Nest costs WHAT?

The Nest Learning Thermostat sounds neat, which is what I accidentally keep calling it when I forget its forgettable name. Even the nicer thermostats I use have room for improvement, but $250, excluding installation, smelled more than a little bit rich for a thermostat, even one that can “program itself around your life.”

I thought about building a thermostat that has many of the interesting features of the Nest, but I realize this would be an expensive and involved project. For example, the WiFly Shield to tie an Arduino in to my WiFi network costs $90 from Sparkfun. For the downstairs thermostat, I could use the $46 Ethernet Shield instead, but that’s approaching $50 just for network connectivity! I’m not the only one to try this. The easiest approaches I’ve seen don’t replace the existing thermostat, they just bypass it. Since I already have a digital thermostat instead of a simple mercury switch model, that approach wouldn’t work for me, and I’d have to interface with the 4-wire controls coming from my HVAC.

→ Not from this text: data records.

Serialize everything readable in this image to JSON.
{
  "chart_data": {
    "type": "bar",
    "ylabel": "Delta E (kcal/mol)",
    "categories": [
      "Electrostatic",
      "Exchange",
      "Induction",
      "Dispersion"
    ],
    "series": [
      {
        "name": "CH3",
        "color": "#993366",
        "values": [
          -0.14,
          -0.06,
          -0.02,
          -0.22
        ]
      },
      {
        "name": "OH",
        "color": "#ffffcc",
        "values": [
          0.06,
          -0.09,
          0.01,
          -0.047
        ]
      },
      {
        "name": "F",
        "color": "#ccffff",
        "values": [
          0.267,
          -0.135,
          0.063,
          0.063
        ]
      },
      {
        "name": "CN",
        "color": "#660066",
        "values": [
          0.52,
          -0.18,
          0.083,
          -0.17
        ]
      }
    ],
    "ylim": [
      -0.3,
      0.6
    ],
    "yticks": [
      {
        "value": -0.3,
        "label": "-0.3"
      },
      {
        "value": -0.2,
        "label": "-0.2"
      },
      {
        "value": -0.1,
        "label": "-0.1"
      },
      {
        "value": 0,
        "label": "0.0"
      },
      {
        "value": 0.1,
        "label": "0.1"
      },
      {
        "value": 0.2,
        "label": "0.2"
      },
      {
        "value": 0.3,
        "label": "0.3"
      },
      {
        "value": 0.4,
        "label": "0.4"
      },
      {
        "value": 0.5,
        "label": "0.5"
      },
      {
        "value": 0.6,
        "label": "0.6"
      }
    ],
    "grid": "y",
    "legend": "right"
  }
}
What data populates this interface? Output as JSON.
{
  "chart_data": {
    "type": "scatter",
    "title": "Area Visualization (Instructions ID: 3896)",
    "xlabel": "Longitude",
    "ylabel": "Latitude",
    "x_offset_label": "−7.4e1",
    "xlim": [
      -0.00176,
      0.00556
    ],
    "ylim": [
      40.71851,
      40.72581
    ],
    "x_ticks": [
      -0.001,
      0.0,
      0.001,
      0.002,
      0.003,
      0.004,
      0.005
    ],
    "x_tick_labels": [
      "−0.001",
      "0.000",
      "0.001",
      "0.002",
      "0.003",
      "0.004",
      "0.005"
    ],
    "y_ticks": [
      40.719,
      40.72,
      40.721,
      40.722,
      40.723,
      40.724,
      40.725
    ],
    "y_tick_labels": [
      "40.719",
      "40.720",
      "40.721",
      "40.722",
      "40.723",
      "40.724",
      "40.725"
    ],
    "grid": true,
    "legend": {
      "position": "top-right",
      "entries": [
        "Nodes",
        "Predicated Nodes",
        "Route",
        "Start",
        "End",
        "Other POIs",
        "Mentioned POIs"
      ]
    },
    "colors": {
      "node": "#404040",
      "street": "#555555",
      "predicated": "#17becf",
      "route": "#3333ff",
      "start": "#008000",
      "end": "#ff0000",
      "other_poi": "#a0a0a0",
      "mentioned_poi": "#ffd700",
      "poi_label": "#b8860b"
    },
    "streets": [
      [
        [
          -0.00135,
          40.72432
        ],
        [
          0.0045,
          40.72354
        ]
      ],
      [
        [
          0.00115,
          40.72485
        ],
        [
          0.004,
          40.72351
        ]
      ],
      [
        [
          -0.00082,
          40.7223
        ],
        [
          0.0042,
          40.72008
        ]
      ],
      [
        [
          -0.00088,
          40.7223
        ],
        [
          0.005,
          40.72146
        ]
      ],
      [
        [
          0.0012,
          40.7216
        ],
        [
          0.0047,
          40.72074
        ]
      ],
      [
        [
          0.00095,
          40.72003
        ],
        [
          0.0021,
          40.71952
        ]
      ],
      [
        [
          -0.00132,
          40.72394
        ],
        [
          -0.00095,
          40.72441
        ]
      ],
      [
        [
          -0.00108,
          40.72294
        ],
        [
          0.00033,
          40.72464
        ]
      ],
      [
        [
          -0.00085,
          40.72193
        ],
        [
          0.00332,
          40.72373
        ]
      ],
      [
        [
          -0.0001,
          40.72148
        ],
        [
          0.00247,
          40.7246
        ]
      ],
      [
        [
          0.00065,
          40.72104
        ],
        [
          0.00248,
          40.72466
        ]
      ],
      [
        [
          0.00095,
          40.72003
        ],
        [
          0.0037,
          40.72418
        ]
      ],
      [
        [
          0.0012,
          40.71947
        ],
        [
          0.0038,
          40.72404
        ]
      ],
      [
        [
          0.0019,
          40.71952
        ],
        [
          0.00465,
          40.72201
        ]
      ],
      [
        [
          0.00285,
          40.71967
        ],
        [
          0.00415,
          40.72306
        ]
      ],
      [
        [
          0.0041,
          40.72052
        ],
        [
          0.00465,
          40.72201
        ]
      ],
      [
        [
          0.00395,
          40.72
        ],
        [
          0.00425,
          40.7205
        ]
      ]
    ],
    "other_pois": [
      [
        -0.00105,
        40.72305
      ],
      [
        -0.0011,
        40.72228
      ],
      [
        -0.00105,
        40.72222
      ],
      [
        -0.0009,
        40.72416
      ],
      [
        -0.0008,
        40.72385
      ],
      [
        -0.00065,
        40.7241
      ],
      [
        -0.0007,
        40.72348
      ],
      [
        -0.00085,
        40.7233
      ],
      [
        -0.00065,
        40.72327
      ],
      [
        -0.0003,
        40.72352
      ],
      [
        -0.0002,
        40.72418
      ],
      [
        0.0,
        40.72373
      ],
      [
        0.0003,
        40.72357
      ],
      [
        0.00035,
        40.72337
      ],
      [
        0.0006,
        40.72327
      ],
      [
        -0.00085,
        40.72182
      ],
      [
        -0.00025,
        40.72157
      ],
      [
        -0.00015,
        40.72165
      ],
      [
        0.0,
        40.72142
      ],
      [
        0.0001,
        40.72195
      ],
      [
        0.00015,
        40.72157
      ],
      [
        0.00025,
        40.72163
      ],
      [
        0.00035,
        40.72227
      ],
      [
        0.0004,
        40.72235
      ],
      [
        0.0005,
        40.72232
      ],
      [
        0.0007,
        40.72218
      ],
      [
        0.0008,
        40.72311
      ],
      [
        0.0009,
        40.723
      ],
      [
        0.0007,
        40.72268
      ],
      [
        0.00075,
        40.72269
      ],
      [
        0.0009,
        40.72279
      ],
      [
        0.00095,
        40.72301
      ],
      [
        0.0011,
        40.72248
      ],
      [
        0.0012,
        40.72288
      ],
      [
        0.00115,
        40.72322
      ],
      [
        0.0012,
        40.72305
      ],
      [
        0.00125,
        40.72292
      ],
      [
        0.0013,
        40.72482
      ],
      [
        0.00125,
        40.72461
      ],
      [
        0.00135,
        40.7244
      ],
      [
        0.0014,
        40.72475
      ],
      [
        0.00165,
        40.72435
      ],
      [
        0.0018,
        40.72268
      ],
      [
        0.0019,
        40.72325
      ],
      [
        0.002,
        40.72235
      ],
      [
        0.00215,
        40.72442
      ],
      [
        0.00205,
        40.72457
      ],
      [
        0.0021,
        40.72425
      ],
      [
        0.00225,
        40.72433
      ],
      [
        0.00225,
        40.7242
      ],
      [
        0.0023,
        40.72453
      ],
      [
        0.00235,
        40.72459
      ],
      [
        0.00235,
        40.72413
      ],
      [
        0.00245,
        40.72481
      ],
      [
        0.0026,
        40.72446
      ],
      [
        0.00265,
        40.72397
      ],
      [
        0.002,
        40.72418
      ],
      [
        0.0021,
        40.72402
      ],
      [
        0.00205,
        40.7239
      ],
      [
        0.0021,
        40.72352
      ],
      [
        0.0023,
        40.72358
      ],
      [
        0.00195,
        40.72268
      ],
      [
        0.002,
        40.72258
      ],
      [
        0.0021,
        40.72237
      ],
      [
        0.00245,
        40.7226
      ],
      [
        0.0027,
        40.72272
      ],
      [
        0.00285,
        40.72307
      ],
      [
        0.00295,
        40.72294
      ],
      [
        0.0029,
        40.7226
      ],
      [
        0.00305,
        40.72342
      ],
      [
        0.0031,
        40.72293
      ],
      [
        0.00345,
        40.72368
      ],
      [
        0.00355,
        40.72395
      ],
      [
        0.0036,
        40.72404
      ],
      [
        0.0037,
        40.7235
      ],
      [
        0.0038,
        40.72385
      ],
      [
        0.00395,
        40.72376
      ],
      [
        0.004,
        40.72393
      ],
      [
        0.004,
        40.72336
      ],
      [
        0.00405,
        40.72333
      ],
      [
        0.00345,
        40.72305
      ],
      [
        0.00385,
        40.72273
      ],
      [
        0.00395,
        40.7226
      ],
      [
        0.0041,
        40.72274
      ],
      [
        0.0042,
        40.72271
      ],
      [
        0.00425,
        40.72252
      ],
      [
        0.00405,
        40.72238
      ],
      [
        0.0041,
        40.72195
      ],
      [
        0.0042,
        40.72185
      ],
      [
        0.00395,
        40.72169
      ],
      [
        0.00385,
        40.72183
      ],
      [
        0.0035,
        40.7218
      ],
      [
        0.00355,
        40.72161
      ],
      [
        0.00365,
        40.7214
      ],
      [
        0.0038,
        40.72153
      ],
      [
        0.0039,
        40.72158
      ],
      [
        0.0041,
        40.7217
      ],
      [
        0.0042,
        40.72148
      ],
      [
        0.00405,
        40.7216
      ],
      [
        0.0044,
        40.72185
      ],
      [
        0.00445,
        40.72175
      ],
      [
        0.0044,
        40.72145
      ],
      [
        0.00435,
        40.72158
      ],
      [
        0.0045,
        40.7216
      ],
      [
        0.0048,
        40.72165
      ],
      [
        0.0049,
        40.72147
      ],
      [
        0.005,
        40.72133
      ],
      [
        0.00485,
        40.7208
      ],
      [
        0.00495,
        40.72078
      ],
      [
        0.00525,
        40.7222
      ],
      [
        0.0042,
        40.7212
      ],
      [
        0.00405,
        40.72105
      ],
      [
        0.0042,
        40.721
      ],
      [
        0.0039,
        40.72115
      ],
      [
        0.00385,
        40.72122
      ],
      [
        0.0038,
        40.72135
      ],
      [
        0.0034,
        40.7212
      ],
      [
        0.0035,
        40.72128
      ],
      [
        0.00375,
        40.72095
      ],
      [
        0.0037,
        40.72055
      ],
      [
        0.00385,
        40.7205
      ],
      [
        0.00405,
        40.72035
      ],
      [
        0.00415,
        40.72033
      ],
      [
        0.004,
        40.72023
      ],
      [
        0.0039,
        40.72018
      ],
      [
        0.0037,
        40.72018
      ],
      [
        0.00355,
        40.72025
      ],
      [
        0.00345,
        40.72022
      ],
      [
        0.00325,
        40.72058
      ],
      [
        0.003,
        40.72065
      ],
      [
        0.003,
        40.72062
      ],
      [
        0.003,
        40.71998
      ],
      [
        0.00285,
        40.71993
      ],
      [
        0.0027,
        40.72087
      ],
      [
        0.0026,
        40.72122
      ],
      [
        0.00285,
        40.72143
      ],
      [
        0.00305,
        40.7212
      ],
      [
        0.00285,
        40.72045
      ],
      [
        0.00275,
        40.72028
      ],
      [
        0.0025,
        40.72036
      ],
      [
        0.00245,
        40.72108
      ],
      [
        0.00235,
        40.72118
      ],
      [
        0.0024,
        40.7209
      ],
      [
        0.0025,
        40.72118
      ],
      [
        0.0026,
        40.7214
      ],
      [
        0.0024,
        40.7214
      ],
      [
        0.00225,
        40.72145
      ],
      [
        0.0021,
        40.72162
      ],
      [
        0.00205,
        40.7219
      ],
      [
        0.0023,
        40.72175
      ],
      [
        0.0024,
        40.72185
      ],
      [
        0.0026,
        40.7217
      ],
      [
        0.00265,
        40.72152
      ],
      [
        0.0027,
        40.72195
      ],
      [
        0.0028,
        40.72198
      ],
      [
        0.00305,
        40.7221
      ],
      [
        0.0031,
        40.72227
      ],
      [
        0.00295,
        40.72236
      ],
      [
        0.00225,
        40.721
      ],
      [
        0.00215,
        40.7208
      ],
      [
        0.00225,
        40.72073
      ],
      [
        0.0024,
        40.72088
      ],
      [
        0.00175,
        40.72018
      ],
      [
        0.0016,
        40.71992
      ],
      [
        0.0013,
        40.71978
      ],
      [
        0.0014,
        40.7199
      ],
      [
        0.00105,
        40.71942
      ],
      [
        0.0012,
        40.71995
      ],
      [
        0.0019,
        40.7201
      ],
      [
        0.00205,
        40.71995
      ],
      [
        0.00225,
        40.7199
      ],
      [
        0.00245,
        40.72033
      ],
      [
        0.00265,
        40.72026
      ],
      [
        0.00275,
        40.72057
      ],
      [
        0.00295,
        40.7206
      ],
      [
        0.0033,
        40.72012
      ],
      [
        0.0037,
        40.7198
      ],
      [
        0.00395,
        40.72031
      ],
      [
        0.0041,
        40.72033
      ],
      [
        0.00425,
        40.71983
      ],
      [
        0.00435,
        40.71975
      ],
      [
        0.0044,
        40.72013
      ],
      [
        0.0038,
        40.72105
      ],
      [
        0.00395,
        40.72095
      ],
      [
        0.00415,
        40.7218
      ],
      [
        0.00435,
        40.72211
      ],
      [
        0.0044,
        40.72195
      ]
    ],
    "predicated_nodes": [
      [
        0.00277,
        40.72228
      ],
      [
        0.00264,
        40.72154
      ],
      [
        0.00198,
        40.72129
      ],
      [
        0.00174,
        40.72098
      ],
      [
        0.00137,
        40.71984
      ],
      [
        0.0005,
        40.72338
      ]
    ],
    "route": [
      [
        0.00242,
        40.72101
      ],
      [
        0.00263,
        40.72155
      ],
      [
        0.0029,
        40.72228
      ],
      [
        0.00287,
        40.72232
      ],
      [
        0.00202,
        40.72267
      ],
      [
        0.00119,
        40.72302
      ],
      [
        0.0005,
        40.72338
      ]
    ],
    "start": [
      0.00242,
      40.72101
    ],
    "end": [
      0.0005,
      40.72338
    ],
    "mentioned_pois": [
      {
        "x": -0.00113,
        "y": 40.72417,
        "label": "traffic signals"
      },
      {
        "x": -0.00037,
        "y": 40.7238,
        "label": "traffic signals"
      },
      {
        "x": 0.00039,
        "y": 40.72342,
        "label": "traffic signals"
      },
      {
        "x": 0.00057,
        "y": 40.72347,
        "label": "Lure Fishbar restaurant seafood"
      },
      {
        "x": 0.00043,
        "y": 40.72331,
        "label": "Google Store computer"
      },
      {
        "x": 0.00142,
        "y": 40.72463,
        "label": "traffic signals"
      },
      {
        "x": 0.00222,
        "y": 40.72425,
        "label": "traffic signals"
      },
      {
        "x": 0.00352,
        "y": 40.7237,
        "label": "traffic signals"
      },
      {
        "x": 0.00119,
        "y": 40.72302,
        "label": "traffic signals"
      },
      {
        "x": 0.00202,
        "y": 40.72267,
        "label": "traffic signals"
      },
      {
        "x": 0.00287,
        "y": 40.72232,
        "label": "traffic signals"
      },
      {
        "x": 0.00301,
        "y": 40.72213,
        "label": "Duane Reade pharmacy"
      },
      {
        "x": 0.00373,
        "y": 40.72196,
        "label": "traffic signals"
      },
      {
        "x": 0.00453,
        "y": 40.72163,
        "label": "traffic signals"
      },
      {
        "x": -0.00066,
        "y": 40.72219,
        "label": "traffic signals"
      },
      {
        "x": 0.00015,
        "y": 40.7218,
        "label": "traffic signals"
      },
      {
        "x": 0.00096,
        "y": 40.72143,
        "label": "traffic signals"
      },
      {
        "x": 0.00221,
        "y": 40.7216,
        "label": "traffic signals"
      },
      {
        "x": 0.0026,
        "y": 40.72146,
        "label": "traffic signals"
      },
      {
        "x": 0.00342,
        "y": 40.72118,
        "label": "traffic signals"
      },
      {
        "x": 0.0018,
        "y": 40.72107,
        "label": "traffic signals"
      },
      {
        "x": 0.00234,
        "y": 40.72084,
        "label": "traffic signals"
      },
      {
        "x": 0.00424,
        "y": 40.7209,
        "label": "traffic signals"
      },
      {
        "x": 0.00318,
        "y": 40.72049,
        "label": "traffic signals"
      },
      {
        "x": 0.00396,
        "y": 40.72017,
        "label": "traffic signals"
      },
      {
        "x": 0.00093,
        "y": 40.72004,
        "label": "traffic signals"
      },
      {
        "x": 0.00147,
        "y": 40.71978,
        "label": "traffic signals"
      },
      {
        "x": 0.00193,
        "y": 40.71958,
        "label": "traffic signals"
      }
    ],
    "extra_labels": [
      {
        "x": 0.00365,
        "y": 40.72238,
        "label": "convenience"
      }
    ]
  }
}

A lot more searching and reading leaves me with the same question as the folks over at tested.com: How is the Nest different? There are other smart, networked, programmable thermostats on the market at price points from around $100 for the Radio Thermostat, $300 for the Ecobee, and even more for solutions from traditional HVAC vendors, such as the Honeywell Prestige line that starts around $400. It seems like Nest isn’t a unique or new energy management system — it’s a networked thermostat with nice industrial design and slick software.